Heather had orchestrated the whole thing with my parents' help, and it was truly wonderful. She told me later how nervous she'd been as we drove home that evening, how convinced she was that something would go wrong, as something always seemed to. Miraculously, though, everything went right. The sun went down and in the dusky light I opened presents and ate cake and probably drank four cans of Coke--these were the days before boozecan madness, the days when everyone still had to be home by eleven, the days when the after-party was a caffeine-fueled sleepover. As the night got darker we spilled out onto the street out front and I convinced the boy I'd had a crush on for at least a year to help me ride his skateboard. I put my hands on his shoulders and it was one of those moments where you just felt like you were being given a taste of what was coming next in your life, where you were happy to hover for a second, somehow aware that once you crossed over, you'd never get to go back.

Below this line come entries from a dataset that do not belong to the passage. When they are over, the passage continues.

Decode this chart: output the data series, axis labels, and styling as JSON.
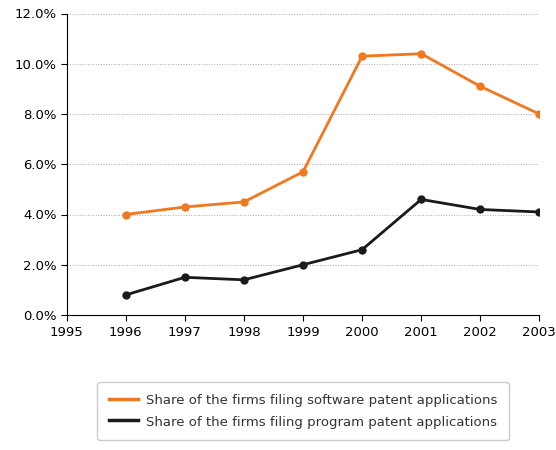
{
  "years": [
    1996,
    1997,
    1998,
    1999,
    2000,
    2001,
    2002,
    2003
  ],
  "software_values": [
    0.04,
    0.043,
    0.045,
    0.057,
    0.103,
    0.104,
    0.091,
    0.08
  ],
  "program_values": [
    0.008,
    0.015,
    0.014,
    0.02,
    0.026,
    0.046,
    0.042,
    0.041
  ],
  "software_color": "#F07820",
  "program_color": "#1A1A1A",
  "xlim": [
    1995,
    2003
  ],
  "ylim": [
    0.0,
    0.12
  ],
  "yticks": [
    0.0,
    0.02,
    0.04,
    0.06,
    0.08,
    0.1,
    0.12
  ],
  "xticks": [
    1995,
    1996,
    1997,
    1998,
    1999,
    2000,
    2001,
    2002,
    2003
  ],
  "grid_color": "#AAAAAA",
  "legend_software": "Share of the firms filing software patent applications",
  "legend_program": "Share of the firms filing program patent applications",
  "marker": "o",
  "marker_size": 5,
  "linewidth": 2.0,
  "background_color": "#FFFFFF",
  "spine_color": "#000000",
  "tick_label_size": 9.5,
  "legend_fontsize": 9.5
}
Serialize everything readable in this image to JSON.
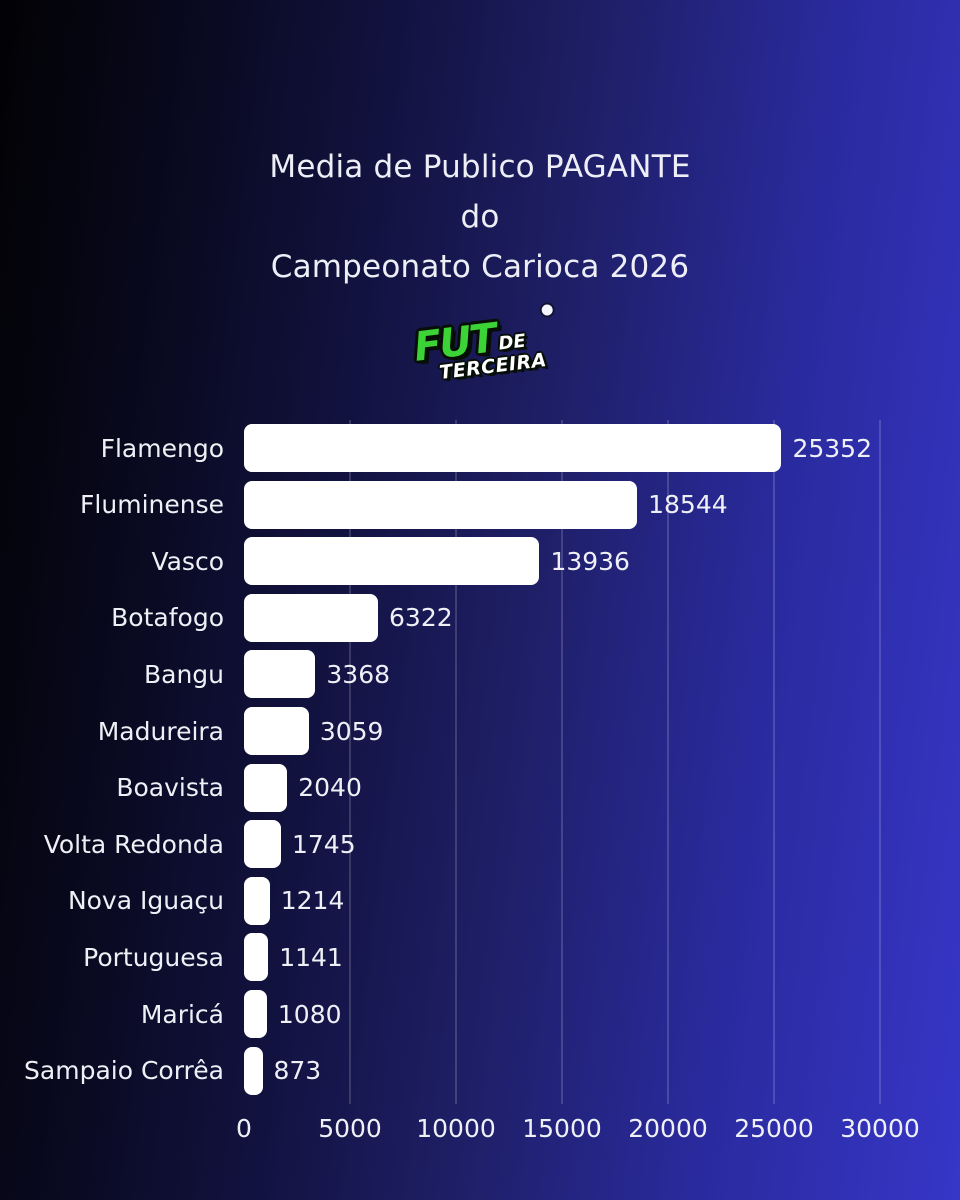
{
  "header": {
    "lines": [
      "Media de Publico PAGANTE",
      "do",
      "Campeonato Carioca 2026"
    ]
  },
  "logo": {
    "fut": "FUT",
    "de": "DE",
    "terceira": "TERCEIRA",
    "fut_color": "#3bd335",
    "ball_icon": "soccer-ball"
  },
  "chart_data": {
    "type": "bar",
    "orientation": "horizontal",
    "title": "Media de Publico PAGANTE do Campeonato Carioca 2026",
    "categories": [
      "Flamengo",
      "Fluminense",
      "Vasco",
      "Botafogo",
      "Bangu",
      "Madureira",
      "Boavista",
      "Volta Redonda",
      "Nova Iguaçu",
      "Portuguesa",
      "Maricá",
      "Sampaio Corrêa"
    ],
    "values": [
      25352,
      18544,
      13936,
      6322,
      3368,
      3059,
      2040,
      1745,
      1214,
      1141,
      1080,
      873
    ],
    "xlabel": "",
    "ylabel": "",
    "xlim": [
      0,
      30000
    ],
    "x_ticks": [
      0,
      5000,
      10000,
      15000,
      20000,
      25000,
      30000
    ],
    "grid": "vertical-only",
    "legend": "none",
    "bar_color": "#ffffff",
    "text_color": "#eef0f6",
    "gridline_color": "rgba(255,255,255,0.16)",
    "background_gradient": [
      "#020204",
      "#3636c8"
    ]
  }
}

Not long ago I dug out the photos from that night and they are as blurry, silly, and poorly composed as you would expect. At the end of the evening my mom took a picture of the whole sorry bunch of us, sugar-high and goofy and smiling like maniacs. Of the sweet faces I can make out, I see boys and girls whom I still count among my best friends, boys and girls who are now married, boys and girls who have survived illness and hardship and uncertainty, boys and girls who didn't. I see the start of a grown-up life, an incredible potential.

The night before my actual birthday that year, I watched Sixteen Candles, like I always did. Knowing I was about to be as old as Molly Ringwald's character filled that viewing with a certain adorable gravitas. From now on, I thought to myself, I will be older than this. I will never go back to this place. I cannot take this with me.